Author's powerful message

Every lecture seat was filled at Okanagan College's Vernon campus Wednesday night as all walks of life came to hear author Tanya Talaga speak. 

In 2009, Talaga, working for the Toronto Star, went to Thunder Bay to meet First Nation elders and find out why voter turnout was disproportionately low. It’s a story she has yet to finish.

Instead, she investigated the untimely death of youths sent away from small communities to the big city to get a high school education.

“We’re all here on Turtle Mountain together, now. We have to work together to change things," said Talaga. "Our youth are arming themselves with knowledge. As Senator Murray Sinclair said, ‘Education is what got us into this mess … but education is the key to reconciliation.’”

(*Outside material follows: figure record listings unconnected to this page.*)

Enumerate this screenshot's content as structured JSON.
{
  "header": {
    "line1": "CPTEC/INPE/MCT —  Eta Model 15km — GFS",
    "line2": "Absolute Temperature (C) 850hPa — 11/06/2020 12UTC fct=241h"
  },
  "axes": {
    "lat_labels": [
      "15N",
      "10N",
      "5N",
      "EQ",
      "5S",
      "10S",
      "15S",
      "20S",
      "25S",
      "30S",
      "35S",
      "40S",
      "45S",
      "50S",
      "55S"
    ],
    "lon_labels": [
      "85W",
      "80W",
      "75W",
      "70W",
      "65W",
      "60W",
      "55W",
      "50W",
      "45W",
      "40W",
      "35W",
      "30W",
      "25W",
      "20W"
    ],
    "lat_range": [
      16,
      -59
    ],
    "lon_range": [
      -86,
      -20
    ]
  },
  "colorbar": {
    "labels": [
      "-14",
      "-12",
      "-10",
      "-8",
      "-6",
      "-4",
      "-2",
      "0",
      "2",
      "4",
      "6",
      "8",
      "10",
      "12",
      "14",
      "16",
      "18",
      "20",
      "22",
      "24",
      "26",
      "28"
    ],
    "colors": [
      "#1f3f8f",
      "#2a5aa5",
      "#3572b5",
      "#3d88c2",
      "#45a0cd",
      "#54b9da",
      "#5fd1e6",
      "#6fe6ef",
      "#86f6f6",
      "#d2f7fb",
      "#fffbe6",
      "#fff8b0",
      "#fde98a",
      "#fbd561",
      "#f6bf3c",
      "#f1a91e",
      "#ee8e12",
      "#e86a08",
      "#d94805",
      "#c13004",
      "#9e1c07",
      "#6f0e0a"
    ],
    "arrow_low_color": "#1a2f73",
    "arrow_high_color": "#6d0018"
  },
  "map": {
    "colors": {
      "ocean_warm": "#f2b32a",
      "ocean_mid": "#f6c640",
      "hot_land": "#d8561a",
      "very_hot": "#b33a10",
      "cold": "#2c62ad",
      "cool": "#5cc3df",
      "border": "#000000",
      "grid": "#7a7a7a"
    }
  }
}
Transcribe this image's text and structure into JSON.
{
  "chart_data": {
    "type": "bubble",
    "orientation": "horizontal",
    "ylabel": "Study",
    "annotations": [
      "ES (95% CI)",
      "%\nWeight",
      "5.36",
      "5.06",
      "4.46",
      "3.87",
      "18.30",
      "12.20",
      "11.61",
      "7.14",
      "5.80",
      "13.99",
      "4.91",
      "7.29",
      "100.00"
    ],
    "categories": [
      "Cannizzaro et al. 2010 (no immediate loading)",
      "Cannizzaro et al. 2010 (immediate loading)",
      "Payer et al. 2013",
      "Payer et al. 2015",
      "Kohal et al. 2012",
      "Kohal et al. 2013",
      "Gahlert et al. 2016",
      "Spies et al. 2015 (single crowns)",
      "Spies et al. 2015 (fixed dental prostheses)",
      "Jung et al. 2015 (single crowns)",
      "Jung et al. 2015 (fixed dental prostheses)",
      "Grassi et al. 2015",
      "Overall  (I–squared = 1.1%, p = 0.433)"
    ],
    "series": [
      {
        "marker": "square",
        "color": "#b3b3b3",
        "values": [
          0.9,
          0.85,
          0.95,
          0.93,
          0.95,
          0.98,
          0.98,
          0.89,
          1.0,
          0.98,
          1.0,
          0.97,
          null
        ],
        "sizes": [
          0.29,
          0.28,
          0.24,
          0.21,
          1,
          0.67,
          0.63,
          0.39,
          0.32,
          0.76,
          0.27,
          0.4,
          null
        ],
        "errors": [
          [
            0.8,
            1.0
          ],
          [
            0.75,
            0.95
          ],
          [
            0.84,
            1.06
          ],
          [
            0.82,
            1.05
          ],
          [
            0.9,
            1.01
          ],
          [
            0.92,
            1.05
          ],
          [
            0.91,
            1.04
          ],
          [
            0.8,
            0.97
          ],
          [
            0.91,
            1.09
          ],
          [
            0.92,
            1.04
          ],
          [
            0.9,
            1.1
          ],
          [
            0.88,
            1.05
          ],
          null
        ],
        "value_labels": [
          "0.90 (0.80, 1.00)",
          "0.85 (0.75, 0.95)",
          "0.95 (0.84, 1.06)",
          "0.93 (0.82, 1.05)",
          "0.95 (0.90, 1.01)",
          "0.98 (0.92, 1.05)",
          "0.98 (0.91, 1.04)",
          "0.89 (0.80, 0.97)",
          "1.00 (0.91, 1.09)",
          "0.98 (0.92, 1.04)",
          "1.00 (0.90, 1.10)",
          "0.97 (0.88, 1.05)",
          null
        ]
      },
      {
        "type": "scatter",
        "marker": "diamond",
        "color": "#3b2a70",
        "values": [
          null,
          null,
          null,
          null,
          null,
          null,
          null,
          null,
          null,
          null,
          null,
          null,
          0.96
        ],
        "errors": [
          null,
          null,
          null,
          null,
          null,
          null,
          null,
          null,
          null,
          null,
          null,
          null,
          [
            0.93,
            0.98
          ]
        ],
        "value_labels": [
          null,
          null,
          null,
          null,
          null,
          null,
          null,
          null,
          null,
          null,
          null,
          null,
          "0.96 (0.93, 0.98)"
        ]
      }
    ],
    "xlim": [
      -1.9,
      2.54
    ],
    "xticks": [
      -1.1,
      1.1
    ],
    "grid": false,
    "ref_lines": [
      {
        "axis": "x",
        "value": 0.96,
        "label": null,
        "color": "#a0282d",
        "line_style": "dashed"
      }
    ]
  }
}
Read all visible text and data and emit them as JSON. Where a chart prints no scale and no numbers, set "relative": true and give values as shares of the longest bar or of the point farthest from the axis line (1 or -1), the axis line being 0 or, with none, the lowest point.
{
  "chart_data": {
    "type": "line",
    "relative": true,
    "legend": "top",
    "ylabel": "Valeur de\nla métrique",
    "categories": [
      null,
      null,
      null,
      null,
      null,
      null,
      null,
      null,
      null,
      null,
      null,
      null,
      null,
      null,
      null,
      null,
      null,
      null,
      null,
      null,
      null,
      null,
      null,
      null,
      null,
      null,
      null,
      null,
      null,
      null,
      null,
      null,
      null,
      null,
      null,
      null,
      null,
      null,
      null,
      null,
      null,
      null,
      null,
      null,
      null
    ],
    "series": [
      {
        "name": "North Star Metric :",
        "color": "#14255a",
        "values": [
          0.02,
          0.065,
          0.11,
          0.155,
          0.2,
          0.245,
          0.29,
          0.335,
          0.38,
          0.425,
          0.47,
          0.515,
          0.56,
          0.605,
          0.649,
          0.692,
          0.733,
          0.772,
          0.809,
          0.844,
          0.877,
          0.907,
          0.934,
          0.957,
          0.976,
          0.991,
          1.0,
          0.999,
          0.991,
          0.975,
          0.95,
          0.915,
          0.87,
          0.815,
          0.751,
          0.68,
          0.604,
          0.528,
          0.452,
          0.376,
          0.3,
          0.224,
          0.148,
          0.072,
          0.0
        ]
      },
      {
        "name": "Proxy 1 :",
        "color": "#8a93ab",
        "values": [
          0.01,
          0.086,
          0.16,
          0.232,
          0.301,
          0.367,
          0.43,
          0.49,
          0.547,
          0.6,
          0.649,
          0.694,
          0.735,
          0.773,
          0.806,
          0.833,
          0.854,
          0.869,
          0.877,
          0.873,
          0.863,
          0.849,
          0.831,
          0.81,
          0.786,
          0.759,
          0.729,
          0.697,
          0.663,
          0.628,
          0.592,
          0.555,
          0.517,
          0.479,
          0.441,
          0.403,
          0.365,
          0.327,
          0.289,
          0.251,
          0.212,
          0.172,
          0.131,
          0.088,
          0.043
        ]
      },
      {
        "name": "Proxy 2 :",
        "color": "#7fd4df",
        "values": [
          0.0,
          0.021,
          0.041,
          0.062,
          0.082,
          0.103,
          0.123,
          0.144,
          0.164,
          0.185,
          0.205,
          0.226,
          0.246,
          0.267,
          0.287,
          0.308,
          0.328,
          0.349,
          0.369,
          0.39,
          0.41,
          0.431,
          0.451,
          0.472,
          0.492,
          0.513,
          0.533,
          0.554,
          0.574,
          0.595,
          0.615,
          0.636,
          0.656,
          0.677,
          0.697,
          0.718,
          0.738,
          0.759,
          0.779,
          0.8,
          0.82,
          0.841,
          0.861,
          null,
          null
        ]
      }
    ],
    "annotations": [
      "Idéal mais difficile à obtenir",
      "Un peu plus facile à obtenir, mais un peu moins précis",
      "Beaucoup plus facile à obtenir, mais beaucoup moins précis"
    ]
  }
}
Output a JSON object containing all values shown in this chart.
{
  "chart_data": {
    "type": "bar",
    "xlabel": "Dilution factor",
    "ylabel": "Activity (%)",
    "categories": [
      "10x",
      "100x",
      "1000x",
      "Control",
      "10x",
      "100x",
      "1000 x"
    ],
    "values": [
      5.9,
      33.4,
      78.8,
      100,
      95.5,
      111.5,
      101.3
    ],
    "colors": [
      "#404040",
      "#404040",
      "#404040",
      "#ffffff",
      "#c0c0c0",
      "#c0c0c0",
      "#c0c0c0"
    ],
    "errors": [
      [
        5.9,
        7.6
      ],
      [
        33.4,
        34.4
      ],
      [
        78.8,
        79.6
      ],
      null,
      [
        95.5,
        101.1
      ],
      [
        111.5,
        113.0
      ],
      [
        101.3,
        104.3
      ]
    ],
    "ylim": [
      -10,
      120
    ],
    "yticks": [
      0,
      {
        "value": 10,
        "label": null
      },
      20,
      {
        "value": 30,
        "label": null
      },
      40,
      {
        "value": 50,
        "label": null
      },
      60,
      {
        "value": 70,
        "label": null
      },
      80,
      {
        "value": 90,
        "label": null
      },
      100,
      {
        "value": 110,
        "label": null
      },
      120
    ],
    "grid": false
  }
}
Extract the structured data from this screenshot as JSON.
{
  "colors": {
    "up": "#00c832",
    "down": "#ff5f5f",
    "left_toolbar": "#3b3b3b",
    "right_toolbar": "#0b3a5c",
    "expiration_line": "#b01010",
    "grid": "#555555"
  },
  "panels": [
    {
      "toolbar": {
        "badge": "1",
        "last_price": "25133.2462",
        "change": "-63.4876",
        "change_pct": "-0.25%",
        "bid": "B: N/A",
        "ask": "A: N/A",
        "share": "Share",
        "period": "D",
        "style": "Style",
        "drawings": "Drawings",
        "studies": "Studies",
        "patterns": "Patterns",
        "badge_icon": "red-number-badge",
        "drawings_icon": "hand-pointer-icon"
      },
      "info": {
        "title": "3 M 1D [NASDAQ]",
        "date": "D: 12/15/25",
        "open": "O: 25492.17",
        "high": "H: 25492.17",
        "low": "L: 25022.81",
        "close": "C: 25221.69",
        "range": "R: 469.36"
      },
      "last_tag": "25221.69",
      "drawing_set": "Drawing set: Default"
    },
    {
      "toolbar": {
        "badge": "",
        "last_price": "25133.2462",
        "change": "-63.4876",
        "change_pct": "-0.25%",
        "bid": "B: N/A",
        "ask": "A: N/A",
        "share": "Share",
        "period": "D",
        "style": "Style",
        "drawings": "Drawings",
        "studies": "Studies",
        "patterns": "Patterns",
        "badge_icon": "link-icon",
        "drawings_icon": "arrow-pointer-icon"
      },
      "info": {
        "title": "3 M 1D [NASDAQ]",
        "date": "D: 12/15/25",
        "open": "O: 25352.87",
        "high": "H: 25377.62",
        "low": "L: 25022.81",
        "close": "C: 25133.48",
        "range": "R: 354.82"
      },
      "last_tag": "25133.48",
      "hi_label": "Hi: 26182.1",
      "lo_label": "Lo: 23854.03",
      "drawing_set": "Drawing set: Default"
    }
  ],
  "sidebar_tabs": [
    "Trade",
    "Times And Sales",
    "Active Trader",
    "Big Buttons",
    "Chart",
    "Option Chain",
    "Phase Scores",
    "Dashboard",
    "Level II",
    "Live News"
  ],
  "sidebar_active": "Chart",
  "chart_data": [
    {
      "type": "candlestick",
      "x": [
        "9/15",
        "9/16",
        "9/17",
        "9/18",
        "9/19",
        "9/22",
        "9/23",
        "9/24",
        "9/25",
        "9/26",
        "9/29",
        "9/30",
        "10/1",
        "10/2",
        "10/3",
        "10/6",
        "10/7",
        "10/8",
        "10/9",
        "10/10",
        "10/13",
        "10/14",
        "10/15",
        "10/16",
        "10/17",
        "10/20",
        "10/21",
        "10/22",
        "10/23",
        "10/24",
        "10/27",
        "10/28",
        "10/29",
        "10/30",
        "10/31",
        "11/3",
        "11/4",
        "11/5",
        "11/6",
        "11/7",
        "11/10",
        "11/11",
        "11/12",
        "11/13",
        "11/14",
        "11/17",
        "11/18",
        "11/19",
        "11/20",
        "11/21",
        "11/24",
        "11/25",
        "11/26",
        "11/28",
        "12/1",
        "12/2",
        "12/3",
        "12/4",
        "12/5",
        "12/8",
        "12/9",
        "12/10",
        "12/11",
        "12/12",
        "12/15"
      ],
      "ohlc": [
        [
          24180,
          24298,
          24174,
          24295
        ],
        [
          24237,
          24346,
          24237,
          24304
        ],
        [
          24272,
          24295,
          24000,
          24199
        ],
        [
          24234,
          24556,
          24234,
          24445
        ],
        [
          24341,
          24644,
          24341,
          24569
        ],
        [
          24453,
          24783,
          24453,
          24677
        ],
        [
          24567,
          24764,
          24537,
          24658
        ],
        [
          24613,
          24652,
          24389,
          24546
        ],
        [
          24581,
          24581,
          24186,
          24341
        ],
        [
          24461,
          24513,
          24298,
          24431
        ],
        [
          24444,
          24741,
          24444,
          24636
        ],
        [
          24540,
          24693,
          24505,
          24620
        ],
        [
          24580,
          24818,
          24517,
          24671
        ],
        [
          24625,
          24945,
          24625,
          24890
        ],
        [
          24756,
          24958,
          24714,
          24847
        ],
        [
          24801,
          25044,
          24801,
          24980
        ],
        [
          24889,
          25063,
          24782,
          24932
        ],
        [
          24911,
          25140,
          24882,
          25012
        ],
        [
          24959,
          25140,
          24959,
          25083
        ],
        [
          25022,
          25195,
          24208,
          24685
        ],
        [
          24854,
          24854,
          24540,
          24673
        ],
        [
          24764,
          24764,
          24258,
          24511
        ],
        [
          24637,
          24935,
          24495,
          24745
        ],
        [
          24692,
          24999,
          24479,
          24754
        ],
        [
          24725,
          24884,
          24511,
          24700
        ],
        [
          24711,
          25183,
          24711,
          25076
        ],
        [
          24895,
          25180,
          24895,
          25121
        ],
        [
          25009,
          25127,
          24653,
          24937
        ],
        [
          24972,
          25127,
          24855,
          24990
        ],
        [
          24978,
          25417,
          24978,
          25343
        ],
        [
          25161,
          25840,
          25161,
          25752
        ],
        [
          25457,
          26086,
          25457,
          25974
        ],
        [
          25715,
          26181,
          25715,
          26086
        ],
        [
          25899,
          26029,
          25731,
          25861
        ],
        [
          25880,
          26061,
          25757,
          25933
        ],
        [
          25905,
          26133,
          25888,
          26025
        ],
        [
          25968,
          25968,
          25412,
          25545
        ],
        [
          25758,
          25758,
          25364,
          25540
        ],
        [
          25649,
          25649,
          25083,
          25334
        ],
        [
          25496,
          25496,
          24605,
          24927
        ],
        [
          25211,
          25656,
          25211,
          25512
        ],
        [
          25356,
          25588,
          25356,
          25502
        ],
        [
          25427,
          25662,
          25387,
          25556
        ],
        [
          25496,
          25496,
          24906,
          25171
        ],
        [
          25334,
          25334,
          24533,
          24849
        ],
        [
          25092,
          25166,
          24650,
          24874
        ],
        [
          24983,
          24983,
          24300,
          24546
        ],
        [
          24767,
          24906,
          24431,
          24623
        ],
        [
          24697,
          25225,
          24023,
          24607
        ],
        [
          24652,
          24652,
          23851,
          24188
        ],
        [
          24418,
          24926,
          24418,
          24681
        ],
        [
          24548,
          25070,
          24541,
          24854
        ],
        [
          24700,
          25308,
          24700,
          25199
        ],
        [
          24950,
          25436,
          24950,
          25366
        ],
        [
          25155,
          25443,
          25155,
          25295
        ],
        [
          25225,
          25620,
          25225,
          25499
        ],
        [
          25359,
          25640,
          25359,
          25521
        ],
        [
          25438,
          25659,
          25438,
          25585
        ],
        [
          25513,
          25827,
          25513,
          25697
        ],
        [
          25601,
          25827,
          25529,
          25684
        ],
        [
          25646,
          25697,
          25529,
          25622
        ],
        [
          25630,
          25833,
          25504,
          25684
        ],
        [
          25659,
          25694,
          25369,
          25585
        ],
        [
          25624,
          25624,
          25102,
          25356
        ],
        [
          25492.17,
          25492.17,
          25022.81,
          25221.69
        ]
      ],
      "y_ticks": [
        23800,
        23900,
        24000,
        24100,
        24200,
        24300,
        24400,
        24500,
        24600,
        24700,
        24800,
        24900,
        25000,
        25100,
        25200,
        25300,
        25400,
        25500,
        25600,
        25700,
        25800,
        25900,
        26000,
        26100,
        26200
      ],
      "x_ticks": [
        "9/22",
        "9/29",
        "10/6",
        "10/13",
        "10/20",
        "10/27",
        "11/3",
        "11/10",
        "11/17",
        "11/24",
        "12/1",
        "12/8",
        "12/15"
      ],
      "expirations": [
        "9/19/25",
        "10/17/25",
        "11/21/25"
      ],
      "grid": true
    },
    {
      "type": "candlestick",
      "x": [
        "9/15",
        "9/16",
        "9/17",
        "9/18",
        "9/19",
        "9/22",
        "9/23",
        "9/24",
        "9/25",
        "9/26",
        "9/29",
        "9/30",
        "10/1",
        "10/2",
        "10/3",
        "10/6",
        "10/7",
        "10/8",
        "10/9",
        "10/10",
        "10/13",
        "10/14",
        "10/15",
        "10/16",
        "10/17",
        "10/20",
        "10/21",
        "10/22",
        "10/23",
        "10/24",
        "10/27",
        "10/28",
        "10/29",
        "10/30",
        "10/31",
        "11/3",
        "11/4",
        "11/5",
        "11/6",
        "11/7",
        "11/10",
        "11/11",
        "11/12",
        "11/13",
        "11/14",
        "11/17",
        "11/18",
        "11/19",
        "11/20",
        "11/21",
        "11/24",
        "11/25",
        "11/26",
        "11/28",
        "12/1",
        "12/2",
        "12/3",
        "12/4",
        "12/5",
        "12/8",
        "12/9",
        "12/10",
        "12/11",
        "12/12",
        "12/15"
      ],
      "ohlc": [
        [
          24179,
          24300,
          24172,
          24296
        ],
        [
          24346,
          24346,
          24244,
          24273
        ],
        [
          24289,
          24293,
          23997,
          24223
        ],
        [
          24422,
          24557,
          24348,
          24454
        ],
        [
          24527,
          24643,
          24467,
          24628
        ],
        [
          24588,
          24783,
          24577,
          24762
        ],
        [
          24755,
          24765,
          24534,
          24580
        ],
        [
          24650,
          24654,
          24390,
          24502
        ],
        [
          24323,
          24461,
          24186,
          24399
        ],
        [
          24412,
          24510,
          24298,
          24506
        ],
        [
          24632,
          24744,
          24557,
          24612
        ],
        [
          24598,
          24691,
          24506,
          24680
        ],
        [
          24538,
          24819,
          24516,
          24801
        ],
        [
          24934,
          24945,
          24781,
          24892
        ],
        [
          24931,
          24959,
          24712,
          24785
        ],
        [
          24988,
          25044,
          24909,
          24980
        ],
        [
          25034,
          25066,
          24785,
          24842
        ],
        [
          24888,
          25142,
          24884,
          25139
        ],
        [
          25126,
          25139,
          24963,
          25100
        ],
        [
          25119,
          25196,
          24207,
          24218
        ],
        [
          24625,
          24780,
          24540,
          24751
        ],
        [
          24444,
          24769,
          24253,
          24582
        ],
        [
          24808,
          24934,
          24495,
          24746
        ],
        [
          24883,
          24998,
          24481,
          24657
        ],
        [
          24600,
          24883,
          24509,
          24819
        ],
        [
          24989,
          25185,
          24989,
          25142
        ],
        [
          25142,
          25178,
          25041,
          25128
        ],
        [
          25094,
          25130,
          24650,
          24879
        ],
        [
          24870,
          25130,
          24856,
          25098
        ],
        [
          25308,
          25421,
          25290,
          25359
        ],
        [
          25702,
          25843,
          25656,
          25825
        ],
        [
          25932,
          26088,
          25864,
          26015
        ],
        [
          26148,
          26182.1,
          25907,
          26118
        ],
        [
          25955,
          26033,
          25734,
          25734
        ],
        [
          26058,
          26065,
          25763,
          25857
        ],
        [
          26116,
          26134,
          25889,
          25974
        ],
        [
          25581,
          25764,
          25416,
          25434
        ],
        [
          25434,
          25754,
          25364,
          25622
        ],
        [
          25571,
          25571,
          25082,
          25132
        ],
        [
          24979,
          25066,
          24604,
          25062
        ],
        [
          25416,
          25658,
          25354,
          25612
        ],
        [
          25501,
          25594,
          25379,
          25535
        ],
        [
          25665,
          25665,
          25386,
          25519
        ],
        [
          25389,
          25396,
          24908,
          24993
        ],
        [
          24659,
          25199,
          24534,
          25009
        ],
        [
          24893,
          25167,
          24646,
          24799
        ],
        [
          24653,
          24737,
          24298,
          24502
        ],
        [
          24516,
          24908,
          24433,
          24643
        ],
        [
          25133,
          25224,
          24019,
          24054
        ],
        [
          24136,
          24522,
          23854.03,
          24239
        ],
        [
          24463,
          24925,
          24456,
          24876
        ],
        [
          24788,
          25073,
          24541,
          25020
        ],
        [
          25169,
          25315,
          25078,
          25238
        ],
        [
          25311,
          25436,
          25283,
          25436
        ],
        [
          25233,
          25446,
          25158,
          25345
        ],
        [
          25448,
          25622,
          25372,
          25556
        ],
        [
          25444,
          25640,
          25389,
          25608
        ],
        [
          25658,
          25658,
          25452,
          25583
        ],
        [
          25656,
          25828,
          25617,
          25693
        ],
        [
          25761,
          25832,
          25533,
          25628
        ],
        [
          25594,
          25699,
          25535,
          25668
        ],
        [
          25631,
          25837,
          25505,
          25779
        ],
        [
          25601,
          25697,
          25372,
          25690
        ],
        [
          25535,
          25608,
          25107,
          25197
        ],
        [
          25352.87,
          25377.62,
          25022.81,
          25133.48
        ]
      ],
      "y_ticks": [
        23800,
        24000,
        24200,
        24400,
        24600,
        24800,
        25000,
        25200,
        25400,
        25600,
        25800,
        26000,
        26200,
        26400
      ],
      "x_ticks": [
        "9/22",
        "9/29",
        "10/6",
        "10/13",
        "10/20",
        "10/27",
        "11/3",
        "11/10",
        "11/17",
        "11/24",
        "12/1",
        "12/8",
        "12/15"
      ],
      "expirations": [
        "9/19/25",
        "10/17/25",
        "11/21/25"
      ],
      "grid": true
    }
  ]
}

Talaga’s research went deep, putting her on a first-name basis with the wounded families of seven lost youths. The loss was so profound, she wrote two books on the subject: Seven Fallen Feathers, and All Our Relations.

And she’s not done yet, as deaths continue to mount.

The lecture began with Okanagan Indian Band elder Patsy Gregoire offering a prayer, pleased that indigenous people such as Talaga are using their pens to amplify aboriginal culture and issues.

Student Dawn Naas sang and drummed a Lillooet welcome song. 

Her books are potent enough for English professor Kerry Gilbert to incorporate them into her Canadian Literature course at the college.

“It’s the layers of all the reasons, the context, which makes it so powerful,” Gilbert said.